I didn’t have any idea who he was talking about but it did all sound a bit exciting. Could they, whoever they were, do it? Could they catch up? We had around 6-7 minutes to wait for further clues and the anticipation of the crowd was building.
The tell-tale sounds started again. The helicopter, motorcycles, cars, cheers, this time really big cheers … yes! They’d caught up! One big mass whizzed by. The peloton had pulled the glory riders back in.
Knowledgeable Bike Man ran over to us again, “Did you see it? It looks like it’s on. The team is all lined up and Cavendish is tucked in.”
I, of course, hadn’t seen what he was talking about. I was still looking for the famous yellow jersey, to no avail. It all sounded good though and the crowd was very excited.
That was the last pass before the inevitable sprint finish on the other side of the park. Everyone clutched their phones anxious for the result, then cheers all around. Knowledgeable Bike Man’s wife grabbed their baby out of the pram/stroller, “We won sweetie! We won!” and kissed him on his fluffy blond head.

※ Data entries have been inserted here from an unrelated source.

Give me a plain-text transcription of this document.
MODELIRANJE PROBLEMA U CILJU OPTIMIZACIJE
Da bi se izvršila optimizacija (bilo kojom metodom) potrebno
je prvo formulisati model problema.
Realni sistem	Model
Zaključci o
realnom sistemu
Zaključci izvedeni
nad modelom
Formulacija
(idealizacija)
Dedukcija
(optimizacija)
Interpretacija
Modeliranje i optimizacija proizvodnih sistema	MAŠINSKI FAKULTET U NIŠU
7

Cavendish, the British guy had won. But he hadn’t won, the Australian guy had won. Wait, what? Knowledgeable Bike Man looked at me with pitying eyes and explained, “Cadel Evans from Australia won the tour, Cavendish won the stage.”
“Oh,” I said like it all made sense. And it kind of did, I guess.
Was is all worth it? What do you think? Just remember to bring your smart phone, good friends to laugh with and a picnic with a bottle of fiz.